Mas acho que a escritora, tão antenada na adolescência, também virou uma “sem-noção” – algo um tanto natural, depois de nove anos sem trabalhar, cuidando de filhos… Para chegar a uma conclusão, leia a polêmica entrevista que saiu na Época, e também a versão dela, dos fatos e da edição da matéria.

6 de Abril de 2009

Bonita, eu?

Arquivado sob: Femininas — Marta @ 16:37

Um amigo diz que cansou de tentar elogiar as mulheres. Diz que sempre ouve, em troca, alguma ressalva como “é, mas eu estou gorda”. Em vez de um sincero “obrigada”, pode seguir-se uma ladainha de autodepreciações. “Perde a graça, nem dá vontade de fazer um elogio”, desabafa ele, repleto de razão.
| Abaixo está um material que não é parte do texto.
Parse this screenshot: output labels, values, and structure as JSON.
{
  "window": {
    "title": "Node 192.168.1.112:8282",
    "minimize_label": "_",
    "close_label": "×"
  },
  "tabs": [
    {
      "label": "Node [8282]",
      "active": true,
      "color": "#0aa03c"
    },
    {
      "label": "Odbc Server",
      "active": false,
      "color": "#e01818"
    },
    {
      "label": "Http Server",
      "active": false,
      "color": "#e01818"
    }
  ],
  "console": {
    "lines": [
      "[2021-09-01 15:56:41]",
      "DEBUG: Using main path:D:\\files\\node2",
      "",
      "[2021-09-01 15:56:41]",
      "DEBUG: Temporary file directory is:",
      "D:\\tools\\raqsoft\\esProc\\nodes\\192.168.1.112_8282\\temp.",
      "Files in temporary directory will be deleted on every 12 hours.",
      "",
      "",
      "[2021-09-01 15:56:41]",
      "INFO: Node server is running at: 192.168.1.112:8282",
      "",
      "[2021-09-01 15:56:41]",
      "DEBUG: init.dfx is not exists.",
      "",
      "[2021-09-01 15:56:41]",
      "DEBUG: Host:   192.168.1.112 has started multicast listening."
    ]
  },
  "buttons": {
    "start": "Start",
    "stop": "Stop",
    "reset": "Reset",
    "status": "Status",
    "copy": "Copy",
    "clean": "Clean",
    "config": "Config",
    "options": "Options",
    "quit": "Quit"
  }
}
Que coisa, né. As mulheres reclamam tanto dos homens, que não prestam atenção no penteado novo, e aí vem um homem contar isso. Pior é que imagino direitinho a cena que ele descreveu…

18 de Fevereiro de 2009

Desejo

Arquivado sob: Femininas, Crônicas — Marta @ 16:01

Até os homens mais distraídos já notaram. Nos últimos meses, mulheres de todas as idades, credos e profissões têm desfilado por aí com dedinhos iluminados e petulantes, que parecem ter vida própria em mãos e pés comportados. Tudo por causa de Desejo, um esmalte vermelho “bem aberto”, que nem chega a engrossar no vidrinho da manicure, tamanha é a procura. “Só perde para o Renda”, me informa a mocinha do salão. Renda, para quem chegou agora, é um esmalte claro, tipo misturinha, usado há décadas pelas mulheres (nos momentos em) que preferem não chamar a atenção.

“Que horrível, parece cor de abóbora”, reage minha mãe, que no passado usava vermelhão “fechado”, mas com a idade rendeu-se ao Renda, com o perdão do trocadilho. “Que lindo, é Desejo, né?”, perguntam as amigas. Hummm… Quando a mãe censura, as amigas invejam e o carnaval se aproxima… Bem, eu apostaria que o Desejo vai bombar neste carnaval. Quem sabe o início de 2009 não ficará conhecido como o “verão do Desejo”?

Falei de homens desatentos em relação a esmaltes femininos, mas desconfio de sua inexistência. Uma mulher pode tosar o cabelo, usar vestido novo, fazer lipoaspiração, que o sexo oposto parece ignorar. Já unhas compridas e vermelhas, ou curtas e pretas, parecem atrair imediatamente o olhar dos namorados mais autistas e dos maridos mais aborrecidos. Muitos juram não gostar, mas os olhares hipnotizados cismam em trair suas convicções. Afinal, o que eles sentem em relação ao Desejo?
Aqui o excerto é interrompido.